Una lenta pietrificazione non sta risparmiando nessun aspetto della vita. È come se nessuno potesse sfuggire allo sguardo ineluttabile della medusa. Ciò che terrorizza maggiormente l’uomo in questo periodo storico è l’attesa di un nuovo secolo che persevera a non arrivare e l’incubo che non ci possano essere altri mondi possibili. L’uomo d’oggi non è più abituato a narrare storie, a immaginare luoghi nei quali esseri diversi interagiscono e dialogano tra loro. Lasciarsi trasportare dalle immagini della mitologia, ripartendo da Atlante e Perseo per ritrovare un’allegoria del rapporto tra il poeta e il mondo, tra l’uomo e il mondo, tra il mondo e il mondo. Lasciarsi depositare nella memoria, meditare su ogni dettaglio e navigare in una nuova narrazione mitologica è ciò a cui si dovrebbe tendere.
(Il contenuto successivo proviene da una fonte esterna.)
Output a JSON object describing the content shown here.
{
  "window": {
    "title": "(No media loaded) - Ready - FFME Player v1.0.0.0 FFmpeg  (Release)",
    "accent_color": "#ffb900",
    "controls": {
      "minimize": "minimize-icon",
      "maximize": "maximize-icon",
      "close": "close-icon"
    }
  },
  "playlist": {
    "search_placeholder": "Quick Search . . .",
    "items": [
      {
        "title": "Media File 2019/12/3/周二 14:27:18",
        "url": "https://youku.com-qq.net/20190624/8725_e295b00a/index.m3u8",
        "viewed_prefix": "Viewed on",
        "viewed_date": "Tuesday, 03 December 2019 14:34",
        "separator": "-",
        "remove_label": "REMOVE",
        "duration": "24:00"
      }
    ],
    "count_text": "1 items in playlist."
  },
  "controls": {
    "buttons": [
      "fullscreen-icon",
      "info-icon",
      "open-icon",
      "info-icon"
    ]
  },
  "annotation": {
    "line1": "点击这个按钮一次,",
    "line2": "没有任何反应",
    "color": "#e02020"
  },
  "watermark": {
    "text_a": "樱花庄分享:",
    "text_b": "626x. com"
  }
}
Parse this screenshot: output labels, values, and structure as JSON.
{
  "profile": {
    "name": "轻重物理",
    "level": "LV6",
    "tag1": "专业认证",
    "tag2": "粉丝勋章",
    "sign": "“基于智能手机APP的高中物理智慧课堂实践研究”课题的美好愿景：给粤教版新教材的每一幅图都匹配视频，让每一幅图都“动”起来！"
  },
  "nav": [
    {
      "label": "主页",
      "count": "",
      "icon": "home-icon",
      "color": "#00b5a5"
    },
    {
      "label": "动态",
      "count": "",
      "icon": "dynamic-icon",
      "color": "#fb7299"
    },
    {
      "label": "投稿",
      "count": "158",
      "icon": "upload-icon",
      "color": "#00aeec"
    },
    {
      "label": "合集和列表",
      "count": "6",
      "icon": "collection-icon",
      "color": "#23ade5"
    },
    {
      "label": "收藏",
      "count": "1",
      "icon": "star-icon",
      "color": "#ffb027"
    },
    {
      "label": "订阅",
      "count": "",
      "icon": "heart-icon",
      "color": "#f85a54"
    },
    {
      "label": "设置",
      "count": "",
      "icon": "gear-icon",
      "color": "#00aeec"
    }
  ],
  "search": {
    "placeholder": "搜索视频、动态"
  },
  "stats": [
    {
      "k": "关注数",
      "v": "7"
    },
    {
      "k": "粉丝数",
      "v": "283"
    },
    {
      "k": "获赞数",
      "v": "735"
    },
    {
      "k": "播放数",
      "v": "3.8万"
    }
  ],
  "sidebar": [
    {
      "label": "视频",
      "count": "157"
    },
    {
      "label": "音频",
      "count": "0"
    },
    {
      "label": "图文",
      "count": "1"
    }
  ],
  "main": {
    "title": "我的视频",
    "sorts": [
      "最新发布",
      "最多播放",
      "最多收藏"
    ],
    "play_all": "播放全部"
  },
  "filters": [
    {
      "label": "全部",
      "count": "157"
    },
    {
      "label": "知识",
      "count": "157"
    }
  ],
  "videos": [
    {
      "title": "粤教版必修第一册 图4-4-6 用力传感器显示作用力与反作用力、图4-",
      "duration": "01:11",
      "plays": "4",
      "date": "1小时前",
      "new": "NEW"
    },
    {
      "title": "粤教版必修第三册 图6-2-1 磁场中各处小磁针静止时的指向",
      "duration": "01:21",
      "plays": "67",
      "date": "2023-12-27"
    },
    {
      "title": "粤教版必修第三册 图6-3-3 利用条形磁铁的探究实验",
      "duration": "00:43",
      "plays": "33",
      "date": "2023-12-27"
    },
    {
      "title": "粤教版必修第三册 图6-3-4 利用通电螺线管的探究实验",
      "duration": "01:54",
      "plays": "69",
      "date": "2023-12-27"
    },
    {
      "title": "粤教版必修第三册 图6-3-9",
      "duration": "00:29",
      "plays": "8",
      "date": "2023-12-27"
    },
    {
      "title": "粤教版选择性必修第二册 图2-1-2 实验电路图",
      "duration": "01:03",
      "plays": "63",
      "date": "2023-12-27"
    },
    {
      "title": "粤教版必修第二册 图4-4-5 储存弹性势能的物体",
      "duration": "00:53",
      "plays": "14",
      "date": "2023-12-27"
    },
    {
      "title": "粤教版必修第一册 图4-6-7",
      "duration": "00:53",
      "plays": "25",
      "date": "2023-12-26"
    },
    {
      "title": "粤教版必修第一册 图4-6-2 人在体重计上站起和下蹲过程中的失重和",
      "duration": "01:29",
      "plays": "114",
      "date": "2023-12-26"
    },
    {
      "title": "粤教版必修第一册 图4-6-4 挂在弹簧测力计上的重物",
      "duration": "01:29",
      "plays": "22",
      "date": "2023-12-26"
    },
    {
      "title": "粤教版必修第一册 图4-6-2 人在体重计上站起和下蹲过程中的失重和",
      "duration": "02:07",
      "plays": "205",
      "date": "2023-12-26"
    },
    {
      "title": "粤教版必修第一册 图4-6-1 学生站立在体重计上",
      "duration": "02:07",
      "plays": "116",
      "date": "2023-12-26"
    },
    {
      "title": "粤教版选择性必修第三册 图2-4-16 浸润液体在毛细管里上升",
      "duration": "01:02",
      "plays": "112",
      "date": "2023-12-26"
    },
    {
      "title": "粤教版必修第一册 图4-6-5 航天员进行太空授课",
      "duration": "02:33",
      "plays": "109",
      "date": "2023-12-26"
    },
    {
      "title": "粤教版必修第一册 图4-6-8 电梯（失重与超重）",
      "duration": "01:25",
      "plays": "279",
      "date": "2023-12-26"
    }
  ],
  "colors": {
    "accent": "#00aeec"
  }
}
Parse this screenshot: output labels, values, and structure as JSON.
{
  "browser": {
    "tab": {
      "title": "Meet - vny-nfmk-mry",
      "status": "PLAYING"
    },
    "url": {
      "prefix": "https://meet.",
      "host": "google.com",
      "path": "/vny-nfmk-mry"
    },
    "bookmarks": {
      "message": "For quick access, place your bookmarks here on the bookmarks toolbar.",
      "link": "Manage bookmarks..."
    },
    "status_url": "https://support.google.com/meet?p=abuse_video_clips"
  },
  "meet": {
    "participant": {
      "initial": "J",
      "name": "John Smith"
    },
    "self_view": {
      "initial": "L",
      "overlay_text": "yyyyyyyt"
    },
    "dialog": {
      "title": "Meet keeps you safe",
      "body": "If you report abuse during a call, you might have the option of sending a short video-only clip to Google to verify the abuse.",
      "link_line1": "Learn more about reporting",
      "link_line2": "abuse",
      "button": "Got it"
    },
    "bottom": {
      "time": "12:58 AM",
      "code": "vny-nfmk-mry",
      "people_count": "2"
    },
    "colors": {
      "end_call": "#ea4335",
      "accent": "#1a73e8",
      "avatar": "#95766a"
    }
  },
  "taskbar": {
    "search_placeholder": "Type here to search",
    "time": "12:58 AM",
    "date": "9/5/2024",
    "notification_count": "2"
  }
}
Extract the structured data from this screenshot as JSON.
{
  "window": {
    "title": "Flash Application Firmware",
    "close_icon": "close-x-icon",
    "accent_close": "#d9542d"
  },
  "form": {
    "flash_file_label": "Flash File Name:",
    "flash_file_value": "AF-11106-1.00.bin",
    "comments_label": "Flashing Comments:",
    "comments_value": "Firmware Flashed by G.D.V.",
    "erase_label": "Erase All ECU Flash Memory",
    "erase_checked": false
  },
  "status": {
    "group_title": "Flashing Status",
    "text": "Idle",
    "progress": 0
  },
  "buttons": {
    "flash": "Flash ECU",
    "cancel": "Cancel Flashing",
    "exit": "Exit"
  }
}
Esercitarsi al mito in questo periodo storico significa avere una visione alternativa che abbracci la prospettiva dell’immaginario. Ripensare ad un linguaggio, un sistema di segni che funga da matrice per una nuova partenza, che non sia soluzione ma forma esterna modellabile, che diventi contenitore d’immaginazione altra e che da questa si lasci plasmare. Un viaggio a ritroso dove l’unico scopo sarà quello di trovare il segno originario di una mitologia a venire. Recuperare la responsabilità di Atlante nei confronti del mondo per riscattarsi dalla pietrificazione cui ormai anche l’uomo moderno è soggetto, non più sostenitore del mondo ma dominatore e colpevole di una catastrofe che tarda la sua fine, eliminando la possibilità di rinizio.
Come scrive Gilles Deleuze “All’interno dell’ideale del ricominciare vi è qualche cosa che precede lo stesso inizio, che lo riprende per approfondirlo e farlo indietreggiare nel tempo”. Un linguaggio dell’andare e del ritornare, capace di produrre una traccia che procede verso la cancellazione di essa, riscrivendone al contempo delle altre. L’invito è quello di seminare il viaggio del proprio linguaggio e sottolineare la propria urgenza, o meglio l’urgenza del destino per poter rispondere a questa catastrofe e saper ricreare da essa una nuova origine. Lo scopo è quello di costituire Atlante: mappa e spazio protetto di interconnessioni tra matrici dove l’immaginazione non potrà essere colonizzata.















Scrive Matteo Meschiari: "Ogni alternativa coincide con la fine. Ogni fine è un inizio solo se si ricomincia a narrare".